Tim Peters tim.one@comcast.net
Fri, 26 Apr 2002 17:47:54 -0400


[Guido]

Would it make sense to change the Unicode object to use pymalloc, and to change the UTF-8 codec to count the bytes if the shortest possible output would fit in a pymalloc block?

These are independent questions, and I don't know how to answer either unless you give me a test program that prints the value of the function you're trying to minimize <0.7 wink>.

The Unicode object currenly uses quite an elaborate free list, caching both PyUnicodeObject structs (which currently use pymalloc), and their str members (which currently do not). Whether the str member uses pymalloc really doesn't have anything to do with what the UTF8 encoder function does (it returns plain strings, and those already use pymalloc today -- and it's not entirely clear whether they should either!).

Counting the bytes in the UTF8 decoder could work well, independent of that: if the result is known to fit in a pymalloc block, just do it; as soon as it's known that it won't, overallocate with assurance that the system realloc will give back everything that isn't used.
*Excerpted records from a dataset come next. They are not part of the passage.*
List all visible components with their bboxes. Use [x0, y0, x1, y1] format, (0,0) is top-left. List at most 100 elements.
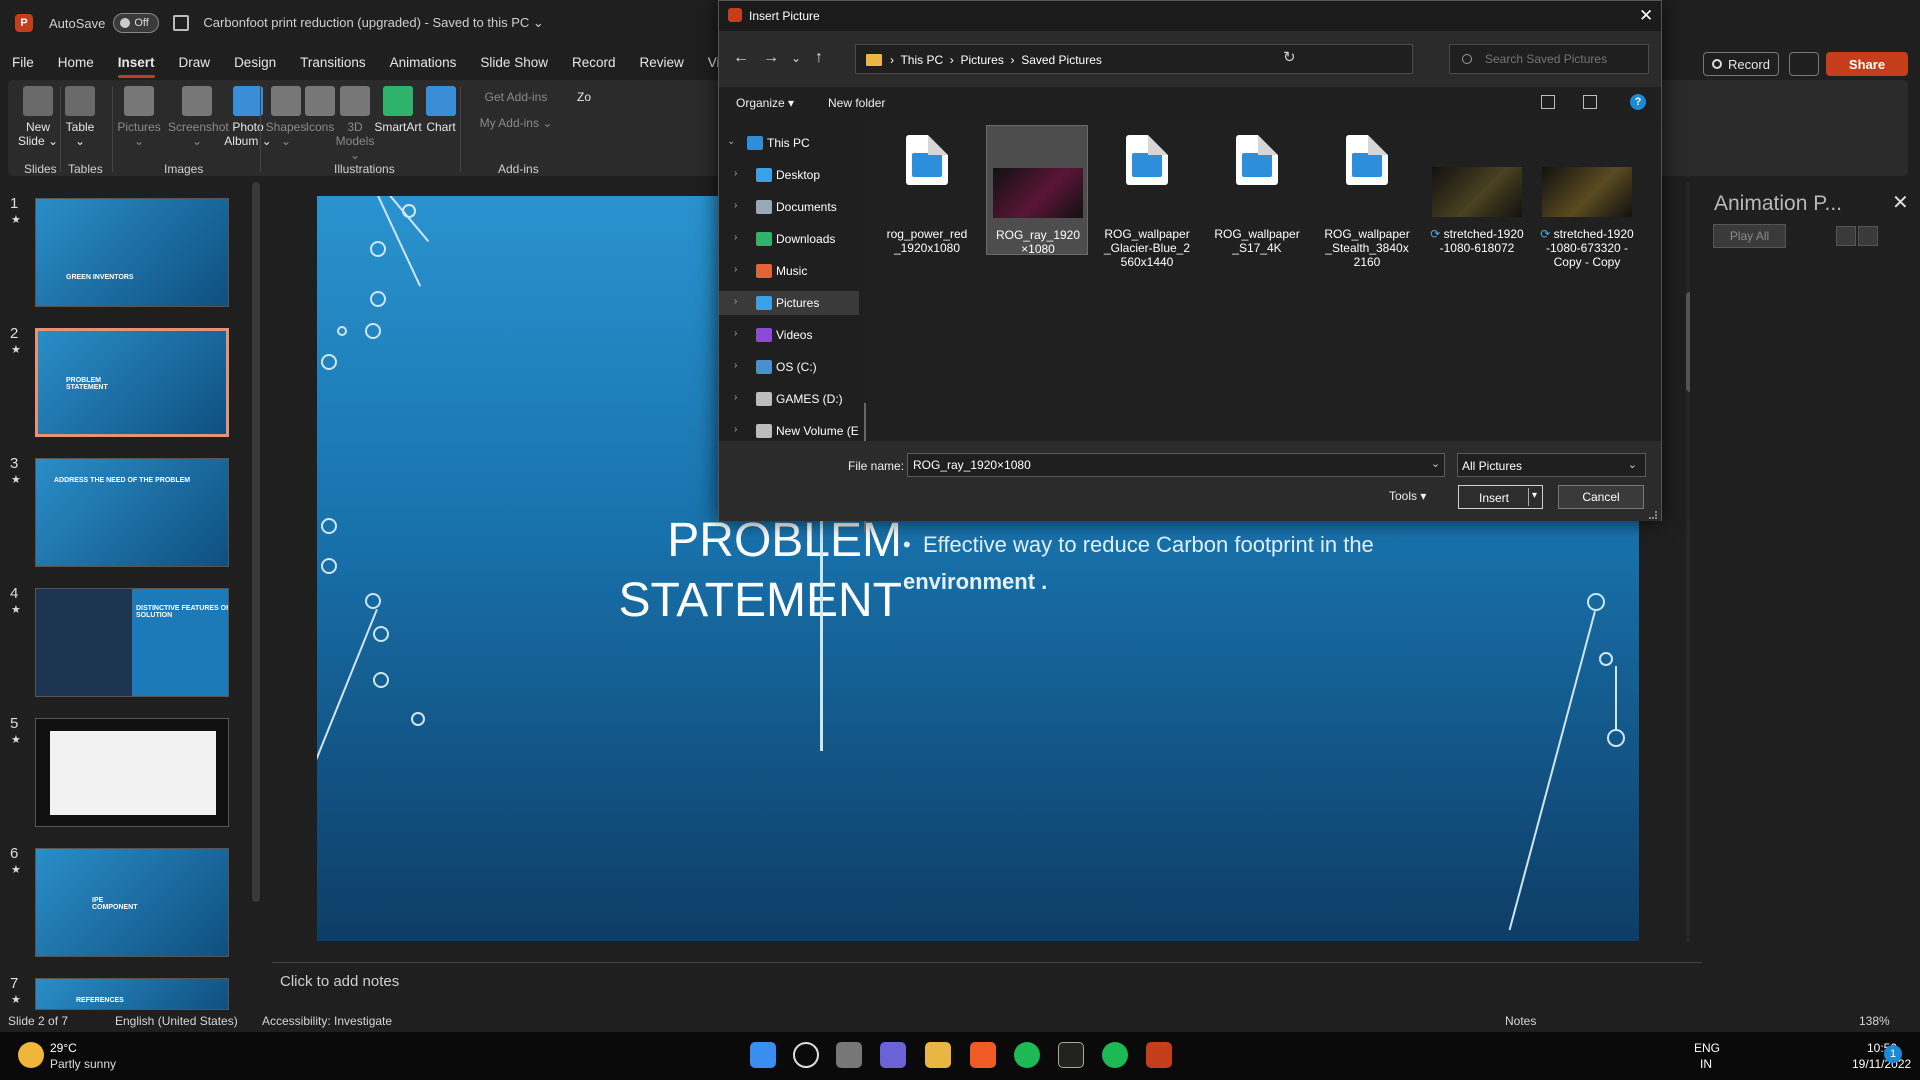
chevron-down-icon[interactable]: ⌄	[1431, 457, 1440, 470]
search-box[interactable]	[1449, 44, 1649, 74]
file-type-select[interactable]: All Pictures ⌄	[1457, 453, 1646, 477]
refresh-icon[interactable]: ↻	[1283, 48, 1296, 66]
view-options-icon[interactable]	[1541, 95, 1555, 109]
slide-thumbnail[interactable]: ADDRESS THE NEED OF THE PROBLEM	[35, 458, 229, 567]
tab-insert[interactable]: Insert	[106, 50, 167, 78]
task-view-icon[interactable]	[836, 1042, 862, 1068]
share-button[interactable]: Share	[1826, 52, 1908, 76]
chevron-right-icon[interactable]: ›	[734, 296, 737, 307]
tree-item-documents[interactable]: › Documents	[719, 195, 859, 219]
slide-title[interactable]: PROBLEM STATEMENT	[467, 511, 902, 631]
tree-item-games-d[interactable]: › GAMES (D:)	[719, 387, 859, 411]
record-button[interactable]: Record	[1703, 52, 1779, 76]
tree-item-downloads[interactable]: › Downloads	[719, 227, 859, 251]
slide-thumbnail[interactable]: PROBLEM STATEMENT	[34, 327, 230, 438]
notes-toggle[interactable]: Notes	[1505, 1014, 1536, 1028]
tree-item-pictures[interactable]: › Pictures	[719, 291, 859, 315]
breadcrumb-item[interactable]: Saved Pictures	[1021, 53, 1102, 67]
close-icon[interactable]: ✕	[1892, 190, 1909, 215]
accessibility-status[interactable]: Accessibility: Investigate	[262, 1014, 392, 1028]
chevron-right-icon[interactable]: ›	[734, 328, 737, 339]
save-icon[interactable]	[173, 15, 190, 31]
search-input[interactable]	[1485, 51, 1635, 67]
get-addins-button[interactable]: Get Add-ins	[466, 90, 566, 104]
tab-design[interactable]: Design	[222, 50, 288, 76]
file-item[interactable]: ROG_ray_1920 ×1080	[986, 125, 1088, 256]
move-down-icon[interactable]	[1858, 226, 1878, 246]
notes-pane[interactable]: Click to add notes	[272, 962, 1702, 1002]
chevron-right-icon[interactable]: ›	[734, 232, 737, 243]
smartart-button[interactable]: SmartArt	[370, 86, 426, 134]
start-icon[interactable]	[750, 1042, 776, 1068]
comments-button[interactable]	[1789, 52, 1819, 76]
tab-draw[interactable]: Draw	[167, 50, 223, 76]
up-arrow-icon[interactable]: ↑	[815, 49, 823, 67]
tree-item-new-volume-e[interactable]: › New Volume (E	[719, 419, 859, 443]
lang-code[interactable]: ENG	[1694, 1041, 1720, 1055]
chevron-right-icon[interactable]: ›	[734, 360, 737, 371]
zoom-level[interactable]: 138%	[1859, 1014, 1890, 1028]
tree-item-desktop[interactable]: › Desktop	[719, 163, 859, 187]
notification-badge[interactable]: 1	[1884, 1045, 1902, 1063]
organize-menu[interactable]: Organize ▾	[736, 96, 794, 110]
move-up-icon[interactable]	[1836, 226, 1856, 246]
chevron-right-icon[interactable]: ›	[734, 168, 737, 179]
tree-item-videos[interactable]: › Videos	[719, 323, 859, 347]
close-icon[interactable]: ✕	[1639, 6, 1653, 26]
new-folder-button[interactable]: New folder	[828, 96, 885, 110]
slide-thumbnail[interactable]: GREEN INVENTORS	[35, 198, 229, 307]
file-item[interactable]: ⟳ stretched-1920 -1080-618072	[1426, 125, 1528, 255]
preview-pane-icon[interactable]	[1583, 95, 1597, 109]
clock-date[interactable]: 19/11/2022	[1852, 1057, 1911, 1071]
slide-thumbnail[interactable]: IPE COMPONENT	[35, 848, 229, 957]
search-icon[interactable]	[793, 1042, 819, 1068]
tab-transitions[interactable]: Transitions	[288, 50, 378, 76]
forward-arrow-icon[interactable]: →	[763, 49, 779, 67]
new-slide-button[interactable]: New Slide ⌄	[16, 86, 60, 148]
recent-chevron-icon[interactable]: ⌄	[791, 51, 801, 65]
animation-pane-title[interactable]: Animation P...	[1714, 192, 1842, 216]
spotify-icon[interactable]	[1102, 1042, 1128, 1068]
chart-button[interactable]: Chart	[420, 86, 462, 134]
tab-slide-show[interactable]: Slide Show	[468, 50, 560, 76]
my-addins-button[interactable]: My Add-ins ⌄	[466, 116, 566, 130]
pictures-button[interactable]: Pictures ⌄	[116, 86, 162, 148]
game-app-icon[interactable]	[1058, 1042, 1084, 1068]
tree-item-music[interactable]: › Music	[719, 259, 859, 283]
back-arrow-icon[interactable]: ←	[733, 49, 749, 67]
slide-thumbnail[interactable]: REFERENCES	[35, 978, 229, 1010]
autosave-toggle[interactable]: Off	[113, 13, 160, 33]
xbox-icon[interactable]	[1014, 1042, 1040, 1068]
screenshot-button[interactable]: Screenshot ⌄	[168, 86, 229, 148]
chevron-right-icon[interactable]: ›	[734, 392, 737, 403]
slide-thumbnail[interactable]: DISTINCTIVE FEATURES OF THE SOLUTION	[35, 588, 229, 697]
insert-options-chevron-icon[interactable]: ▾	[1532, 490, 1537, 501]
cancel-button[interactable]: Cancel	[1558, 485, 1644, 509]
breadcrumb-item[interactable]: This PC	[900, 53, 943, 67]
tab-file[interactable]: File	[0, 50, 46, 76]
file-item[interactable]: ⟳ stretched-1920 -1080-673320 - Copy - C…	[1536, 125, 1638, 269]
file-item[interactable]: ROG_wallpaper _S17_4K	[1206, 125, 1308, 255]
file-item[interactable]: rog_power_red _1920x1080	[876, 125, 978, 255]
chevron-right-icon[interactable]: ›	[734, 424, 737, 435]
tab-home[interactable]: Home	[46, 50, 106, 76]
file-item[interactable]: ROG_wallpaper _Stealth_3840x 2160	[1316, 125, 1418, 269]
resize-grip-icon[interactable]	[1649, 511, 1657, 519]
chevron-down-icon[interactable]: ⌄	[727, 136, 735, 147]
help-icon[interactable]: ?	[1630, 94, 1646, 110]
tab-record[interactable]: Record	[560, 50, 628, 76]
address-bar[interactable]: › This PC › Pictures › Saved Pictures ⌄	[855, 44, 1521, 74]
language-status[interactable]: English (United States)	[115, 1014, 238, 1028]
lang-region[interactable]: IN	[1700, 1057, 1712, 1071]
table-button[interactable]: Table ⌄	[60, 86, 100, 148]
chat-icon[interactable]	[880, 1042, 906, 1068]
slide-thumbnail[interactable]	[35, 718, 229, 827]
powerpoint-taskbar-icon[interactable]	[1146, 1042, 1172, 1068]
file-item[interactable]: ROG_wallpaper _Glacier-Blue_2 560x1440	[1096, 125, 1198, 269]
slide-bullet[interactable]: • Effective way to reduce Carbon footpri…	[903, 526, 1463, 600]
file-explorer-icon[interactable]	[925, 1042, 951, 1068]
tools-menu[interactable]: Tools ▾	[1389, 489, 1426, 503]
tree-item-os-c[interactable]: › OS (C:)	[719, 355, 859, 379]
tab-review[interactable]: Review	[628, 50, 696, 76]
insert-button[interactable]: Insert ▾	[1458, 485, 1543, 509]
In the latter case I believe the code could be made much simpler, by doing a factor-of-4 overallocation from the start (it currently tries 2, then 3, then 4, with a bunch of embedded-in-the-loops tests to prevent overwrites; I'm not sure why it bothers with this staggered scheme, since it's going to touch exactly as much memory as it actually needs regardless, and give all the rest back untouched).

(I guess this means that the length of the Unicode string should be less than SMALLREQUESTTHRESHOLD - currently 256.)

For a start, yes. I'd stick a "Py_" in front of that symbol and expose it then. The cutoff test would also have to take into account the size of the result's PyStringObject header (the whole stringobject enchilada counts against the threshold).